Jolly Beach is among the oldest Archaic period sites in the Leeward Islands. The archaic people's artifacts have been dated to between 1775 BC and 1589 BC, including flint tools likely sourced from Long Island and canoes used to fish and travel between the islands. In its natural state, what is now Jolly Harbour was a swampy mangrove wetland labeled on a 1959 map as a "salt pond". Prior to the establishment of the development, the coastal area was simply known as Lignum Vitae Bay, a name that continues to refer to the bay area touching Jolly Beach. Somewhat close to Jolly Harbour is a site known as Jolly Hill, a sugar plantation established in the seventeenth century.

In 1968, the 78-room Jolly Beach hotel was founded. It was eventually acquired by Swiss businessman Alfred Erhart in the 1970s who built an adjacent 384-room extension, becoming the largest hotel on the island. Erhart is considered the pioneer of development in the area. Immediately before the development of the area in the 1980s, Jolly Harbour was a marine habitat often used for duck hunting by nearby residents in the winter. Small vessels would often shelter in the area during hurricanes and it was an important area for fisheries. When development began, resources were initially focused on exterminating the mosquitos that annoyed the hotel's guests, however, it quickly evolved into a US$400 million development that resulted in land reclamation and the destruction of the mangroves. Important infrastructure was built, as well as a casino and many of the neighbourhood's modern-day facilities. Many were skeptical about the development due to its environmental impact and hurricane risks.

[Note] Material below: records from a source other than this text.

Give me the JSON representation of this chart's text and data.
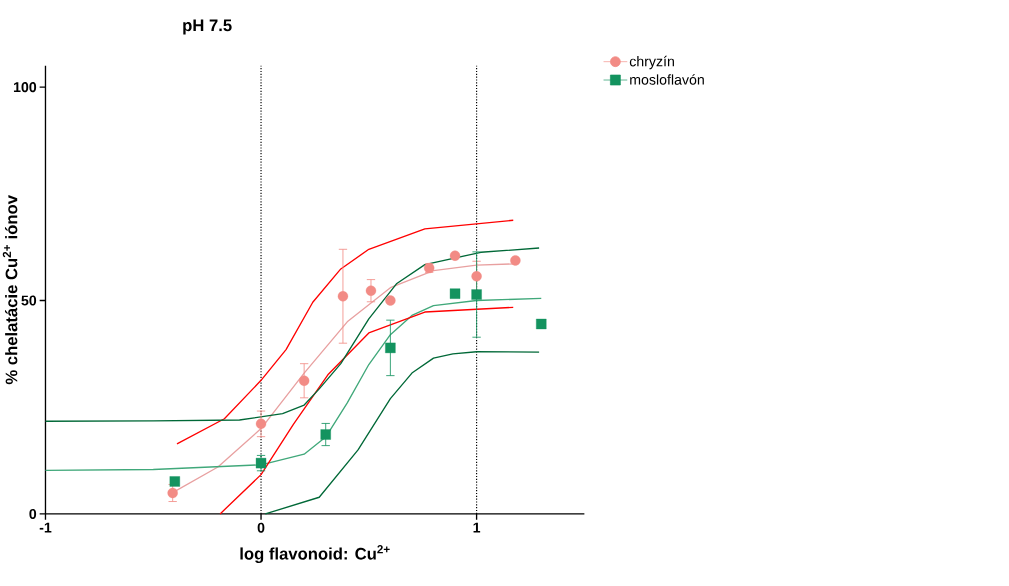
{
  "chart_data": {
    "type": "scatter",
    "title": "pH 7.5",
    "xlabel": "log flavonoid: Cu$^{2+}$",
    "ylabel": "% chelatácie Cu$^{2+}$ iónov",
    "xlim": [
      -1,
      1.5
    ],
    "ylim": [
      0,
      105
    ],
    "xticks": [
      -1,
      0,
      1
    ],
    "yticks": [
      0,
      50,
      100
    ],
    "grid": false,
    "legend": "top right",
    "ref_lines": [
      {
        "axis": "x",
        "value": 0,
        "color": "#000000",
        "line_style": "dotted"
      },
      {
        "axis": "x",
        "value": 1,
        "color": "#000000",
        "line_style": "dotted"
      }
    ],
    "series": [
      {
        "type": "line",
        "color": "#e8a0a0",
        "x": [
          -0.41,
          -0.2,
          0,
          0.2,
          0.4,
          0.6,
          0.8,
          1.0,
          1.18
        ],
        "values": [
          5,
          11,
          20,
          33,
          45,
          53,
          57,
          58.3,
          58.6
        ]
      },
      {
        "type": "line",
        "color": "#40a87a",
        "x": [
          -1,
          -0.5,
          0,
          0.2,
          0.3,
          0.4,
          0.5,
          0.6,
          0.7,
          0.8,
          1.0,
          1.3
        ],
        "values": [
          10.2,
          10.4,
          11.5,
          14,
          18,
          26,
          35,
          42,
          46.5,
          48.8,
          50,
          50.5
        ]
      },
      {
        "type": "line",
        "color": "#ff0000",
        "x": [
          -0.39,
          -0.17,
          0,
          0.116,
          0.24,
          0.37,
          0.5,
          0.76,
          1.17
        ],
        "values": [
          16.4,
          22.3,
          31.3,
          38.5,
          49.6,
          57.4,
          62,
          66.8,
          68.8
        ]
      },
      {
        "type": "line",
        "color": "#ff0000",
        "x": [
          -0.19,
          0,
          0.15,
          0.31,
          0.5,
          0.76,
          1.17
        ],
        "values": [
          0,
          9.2,
          21,
          32.6,
          42.4,
          47.3,
          48.4
        ]
      },
      {
        "type": "line",
        "color": "#006837",
        "x": [
          -1,
          -0.5,
          -0.1,
          0.1,
          0.2,
          0.27,
          0.37,
          0.5,
          0.63,
          0.76,
          1.02,
          1.29
        ],
        "values": [
          21.7,
          21.8,
          22,
          23.5,
          25.5,
          29.3,
          35.2,
          45.7,
          54,
          58.4,
          61.3,
          62.3
        ]
      },
      {
        "type": "line",
        "color": "#006837",
        "x": [
          0.02,
          0.27,
          0.45,
          0.6,
          0.7,
          0.8,
          0.89,
          1.0,
          1.29
        ],
        "values": [
          0,
          3.9,
          15,
          27,
          33,
          36.5,
          37.5,
          38,
          37.9
        ]
      },
      {
        "name": "chryzín",
        "color": "#f28b85",
        "marker": "circle",
        "x": [
          -0.41,
          0,
          0.2,
          0.38,
          0.51,
          0.6,
          0.78,
          0.9,
          1.0,
          1.18
        ],
        "values": [
          4.9,
          21.1,
          31.2,
          51,
          52.3,
          50,
          57.6,
          60.5,
          55.7,
          59.4
        ],
        "errors": [
          2,
          3,
          4,
          11,
          2.6,
          null,
          1,
          null,
          3.5,
          null
        ]
      },
      {
        "name": "mosloflavón",
        "color": "#13935f",
        "marker": "square",
        "x": [
          -0.4,
          0,
          0.3,
          0.6,
          0.9,
          1.0,
          1.3
        ],
        "values": [
          7.6,
          11.9,
          18.6,
          38.9,
          51.6,
          51.4,
          44.5
        ],
        "errors": [
          null,
          1.8,
          2.6,
          6.5,
          null,
          10,
          null
        ]
      }
    ]
  }
}
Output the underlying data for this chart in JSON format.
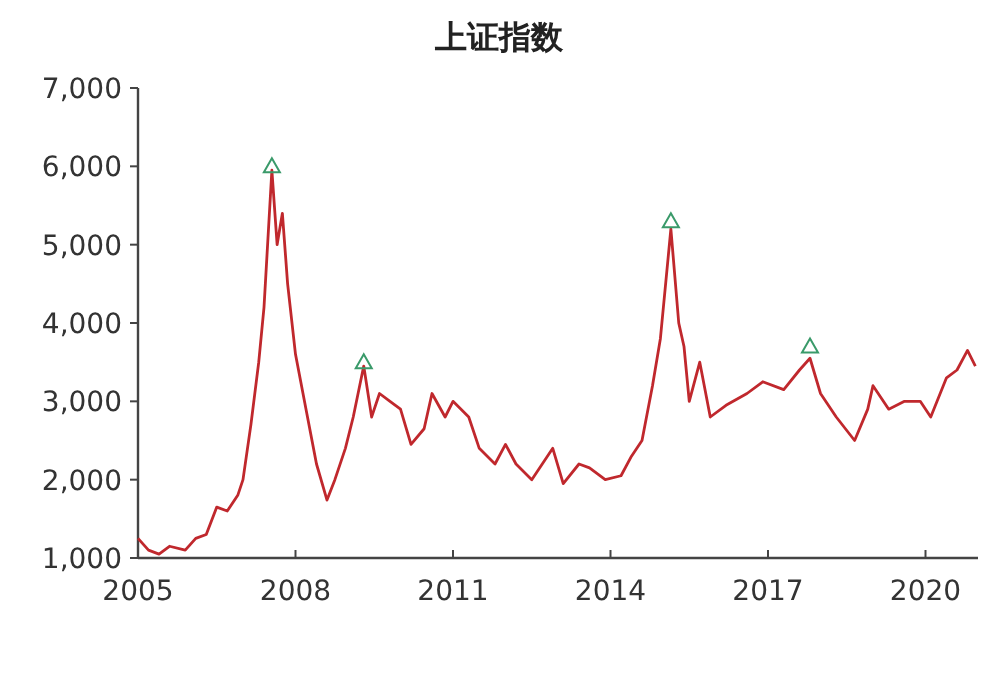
{
  "chart_data": {
    "type": "line",
    "title": "上证指数",
    "xlim": [
      2005,
      2021
    ],
    "ylim": [
      1000,
      7000
    ],
    "xticks": [
      2005,
      2008,
      2011,
      2014,
      2017,
      2020
    ],
    "yticks": [
      {
        "value": 1000,
        "label": "1,000"
      },
      {
        "value": 2000,
        "label": "2,000"
      },
      {
        "value": 3000,
        "label": "3,000"
      },
      {
        "value": 4000,
        "label": "4,000"
      },
      {
        "value": 5000,
        "label": "5,000"
      },
      {
        "value": 6000,
        "label": "6,000"
      },
      {
        "value": 7000,
        "label": "7,000"
      }
    ],
    "series": [
      {
        "color": "#c0282d",
        "x": [
          2005.0,
          2005.2,
          2005.4,
          2005.6,
          2005.9,
          2006.1,
          2006.3,
          2006.5,
          2006.7,
          2006.9,
          2007.0,
          2007.15,
          2007.3,
          2007.4,
          2007.55,
          2007.65,
          2007.75,
          2007.85,
          2008.0,
          2008.2,
          2008.4,
          2008.6,
          2008.75,
          2008.95,
          2009.1,
          2009.3,
          2009.45,
          2009.6,
          2009.8,
          2010.0,
          2010.2,
          2010.45,
          2010.6,
          2010.85,
          2011.0,
          2011.3,
          2011.5,
          2011.8,
          2012.0,
          2012.2,
          2012.5,
          2012.9,
          2013.1,
          2013.4,
          2013.6,
          2013.9,
          2014.2,
          2014.4,
          2014.6,
          2014.8,
          2014.95,
          2015.15,
          2015.3,
          2015.4,
          2015.5,
          2015.7,
          2015.9,
          2016.2,
          2016.6,
          2016.9,
          2017.3,
          2017.6,
          2017.8,
          2018.0,
          2018.3,
          2018.65,
          2018.9,
          2019.0,
          2019.3,
          2019.6,
          2019.9,
          2020.1,
          2020.4,
          2020.6,
          2020.8,
          2020.95
        ],
        "values": [
          1250,
          1100,
          1050,
          1150,
          1100,
          1250,
          1300,
          1650,
          1600,
          1800,
          2000,
          2700,
          3500,
          4200,
          5950,
          5000,
          5400,
          4500,
          3600,
          2900,
          2200,
          1740,
          2000,
          2400,
          2800,
          3450,
          2800,
          3100,
          3000,
          2900,
          2450,
          2650,
          3100,
          2800,
          3000,
          2800,
          2400,
          2200,
          2450,
          2200,
          2000,
          2400,
          1950,
          2200,
          2150,
          2000,
          2050,
          2300,
          2500,
          3200,
          3800,
          5200,
          4000,
          3700,
          3000,
          3500,
          2800,
          2950,
          3100,
          3250,
          3150,
          3400,
          3550,
          3100,
          2800,
          2500,
          2900,
          3200,
          2900,
          3000,
          3000,
          2800,
          3300,
          3400,
          3650,
          3450
        ]
      },
      {
        "type": "scatter",
        "color": "#3a9a6a",
        "marker": "triangle",
        "x": [
          2007.55,
          2009.3,
          2015.15,
          2017.8
        ],
        "values": [
          6000,
          3500,
          5300,
          3700
        ]
      }
    ]
  }
}
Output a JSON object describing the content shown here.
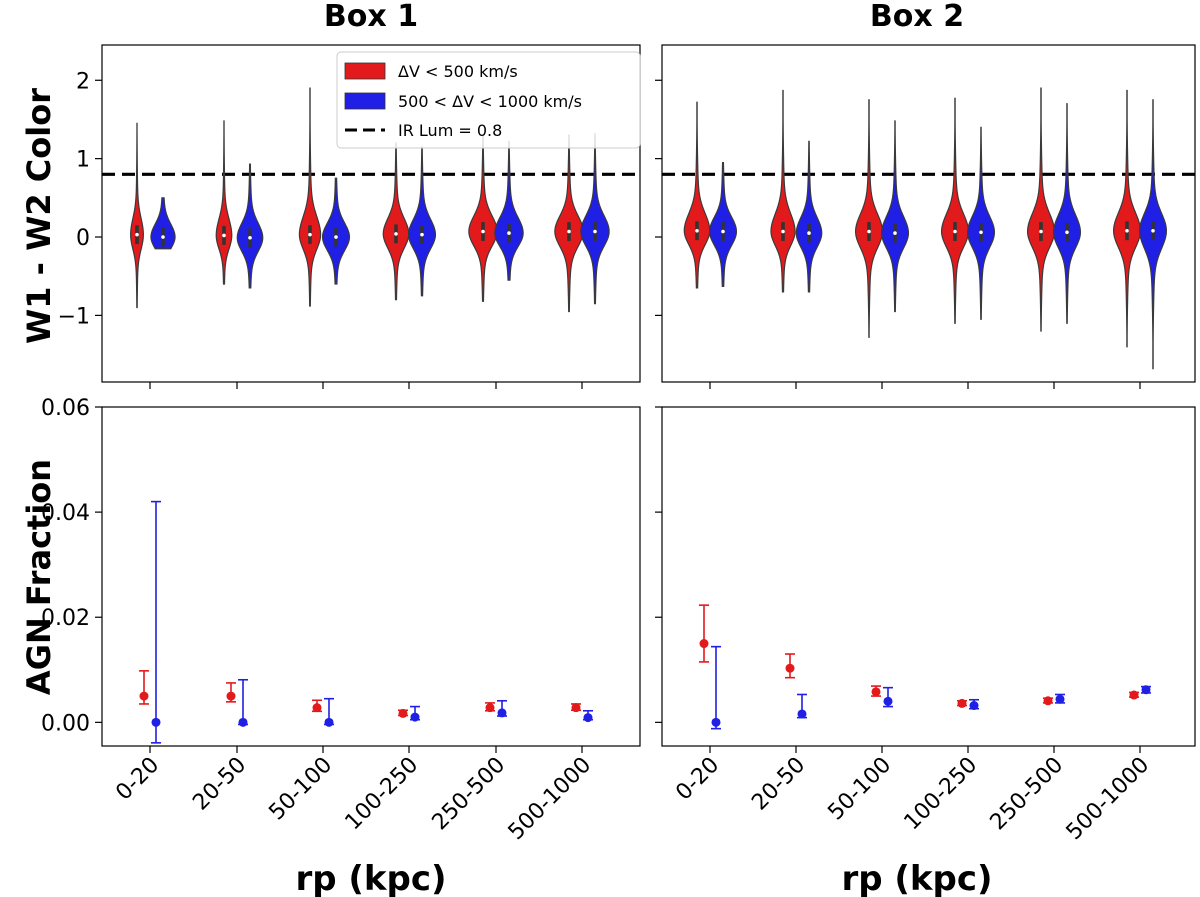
{
  "chart_data": {
    "type": "violin+errorbar",
    "panel_titles": [
      "Box 1",
      "Box 2"
    ],
    "categories": [
      "0-20",
      "20-50",
      "50-100",
      "100-250",
      "250-500",
      "500-1000"
    ],
    "xlabel": "rp (kpc)",
    "colors": {
      "red": "#e31a1c",
      "blue": "#1f1fe6"
    },
    "top": {
      "ylabel": "W1 - W2 Color",
      "ylim": [
        -1.85,
        2.45
      ],
      "yticks": [
        -1,
        0,
        1,
        2
      ],
      "ytick_labels": [
        "−1",
        "0",
        "1",
        "2"
      ],
      "reference_line": {
        "label": "IR Lum = 0.8",
        "value": 0.8
      },
      "legend": {
        "position": "top-right",
        "entries": [
          "ΔV < 500 km/s",
          "500 < ΔV < 1000 km/s",
          "IR Lum = 0.8"
        ]
      },
      "series": [
        {
          "name": "ΔV < 500 km/s",
          "color": "#e31a1c",
          "box1": {
            "min": [
              -0.9,
              -0.6,
              -0.88,
              -0.8,
              -0.82,
              -0.95
            ],
            "max": [
              1.45,
              1.48,
              1.9,
              1.2,
              1.3,
              1.3
            ],
            "median": [
              0.03,
              0.02,
              0.03,
              0.04,
              0.07,
              0.07
            ],
            "width": [
              0.45,
              0.55,
              0.75,
              0.9,
              1.0,
              1.0
            ]
          },
          "box2": {
            "min": [
              -0.65,
              -0.7,
              -1.28,
              -1.1,
              -1.2,
              -1.4
            ],
            "max": [
              1.72,
              1.87,
              1.75,
              1.77,
              1.9,
              1.87
            ],
            "median": [
              0.08,
              0.07,
              0.07,
              0.07,
              0.07,
              0.08
            ],
            "width": [
              0.9,
              0.85,
              0.95,
              0.95,
              0.95,
              0.95
            ]
          }
        },
        {
          "name": "500 < ΔV < 1000 km/s",
          "color": "#1f1fe6",
          "box1": {
            "min": [
              -0.15,
              -0.65,
              -0.6,
              -0.75,
              -0.55,
              -0.85
            ],
            "max": [
              0.5,
              0.93,
              0.75,
              1.15,
              1.22,
              1.32
            ],
            "median": [
              0.0,
              -0.01,
              0.0,
              0.03,
              0.05,
              0.07
            ],
            "width": [
              0.85,
              0.9,
              0.95,
              0.95,
              1.0,
              1.0
            ]
          },
          "box2": {
            "min": [
              -0.63,
              -0.7,
              -0.95,
              -1.05,
              -1.1,
              -1.68
            ],
            "max": [
              0.95,
              1.22,
              1.48,
              1.4,
              1.7,
              1.75
            ],
            "median": [
              0.07,
              0.05,
              0.05,
              0.06,
              0.06,
              0.08
            ],
            "width": [
              0.95,
              0.9,
              0.95,
              0.95,
              0.95,
              0.95
            ]
          }
        }
      ]
    },
    "bottom": {
      "ylabel": "AGN Fraction",
      "ylim": [
        -0.0045,
        0.06
      ],
      "yticks": [
        0.0,
        0.02,
        0.04,
        0.06
      ],
      "ytick_labels": [
        "0.00",
        "0.02",
        "0.04",
        "0.06"
      ],
      "series": [
        {
          "name": "ΔV < 500 km/s",
          "color": "#e31a1c",
          "box1": {
            "value": [
              0.005,
              0.005,
              0.0028,
              0.0017,
              0.0028,
              0.0028
            ],
            "lower": [
              0.0035,
              0.0039,
              0.0021,
              0.0013,
              0.0022,
              0.0023
            ],
            "upper": [
              0.0098,
              0.0075,
              0.0042,
              0.0023,
              0.0037,
              0.0035
            ]
          },
          "box2": {
            "value": [
              0.015,
              0.0103,
              0.0058,
              0.0036,
              0.0041,
              0.0052
            ],
            "lower": [
              0.0115,
              0.0085,
              0.005,
              0.0032,
              0.0037,
              0.0048
            ],
            "upper": [
              0.0223,
              0.013,
              0.0069,
              0.0041,
              0.0046,
              0.0057
            ]
          }
        },
        {
          "name": "500 < ΔV < 1000 km/s",
          "color": "#1f1fe6",
          "box1": {
            "value": [
              0.0,
              0.0,
              0.0,
              0.001,
              0.0018,
              0.0009
            ],
            "lower": [
              -0.0039,
              -0.0004,
              -0.0004,
              0.0005,
              0.0012,
              0.0005
            ],
            "upper": [
              0.042,
              0.0081,
              0.0045,
              0.003,
              0.0041,
              0.0022
            ]
          },
          "box2": {
            "value": [
              0.0,
              0.0016,
              0.004,
              0.0032,
              0.0044,
              0.0062
            ],
            "lower": [
              -0.0012,
              0.0009,
              0.003,
              0.0026,
              0.0037,
              0.0056
            ],
            "upper": [
              0.0144,
              0.0053,
              0.0066,
              0.0043,
              0.0053,
              0.0068
            ]
          }
        }
      ]
    }
  }
}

Like the rest of Antigua, Jolly Harbour was severely impacted by the COVID-19 pandemic. By July 2022, the original Jolly Beach hotel was in disrepair and many former employees joined together to demand over XCD$7 million in severance payments.

The development was owned by Caribbean Developments (Antigua) Limited (CDAL) for most of its history. The company managed real estate and shared facilities until it was acquired in 2024 by Sabana Holdings.

In late 2024, the casino, which had sat abandoned for several years, was demolished to make way for a shopping centre. After intervention from the government, the Jolly Beach hotel was reopened in December 2022.

==Economy==
The marina and commercial activity are a major draw for tourists, with Jolly Harbour having shops, bars, restaurants, a golf-course and a boatyard. The marina complex was developed on land that was previously a swamp and beach. The marina is dominated by the casino building, which has laid abandoned for many years. The area is a popular location for expats to buy property as there is also a gated community. The neighbourhood has an Epicurean location. Jolly Harbour is the sole port of entry on Antigua's southwest coast and immigration services are provided at a yellow building in the marina.

== Demographics ==
In 2011, Jolly Harbour was composed of three enumeration districts with a combined population of 403. Jolly Harbour is one of the most ethnically diverse areas in the country, with Africans (50.79%), whites (36.91%), other mixed (4.97%), mixed black/white (1.83%), other (1.83%), East Indians (1.57%), Hispanic people (1.05%), Syrian or Lebanese (0.79%), and unknown (0.26%). Only 46.60% of the population was born in Antigua and Barbuda, with the remainder being born in locations such as the United Kingdom (12.83%), 'other European countries' (10.21%), Jamaica (4.97%), the United States (4.71%), Canada (4.71%), and Guyana (3.14%). Religious trends slightly deviated from the rest of the country, although the majority of the population are Protestant Christians, with the largest religious groups in the village including Roman Catholics (19.63%), Anglicans (18.06%), irreligious people (11.78%), and Methodists (9.95%).

== Features ==
There are several important locations in the development. In the main commercial area, there is a shopping mall that contains restaurants, real estate services, and ticketing offices for tours. There are also suppliers for boats and fishers such as Budget Marine. Near the Epicurean supermarket, there is a community swimming pool and tennis and pickleball courts. Other than the Jolly Beach resort, there is also the Cocos Hotel immediately outside of the development and the Jolly Castle hotel.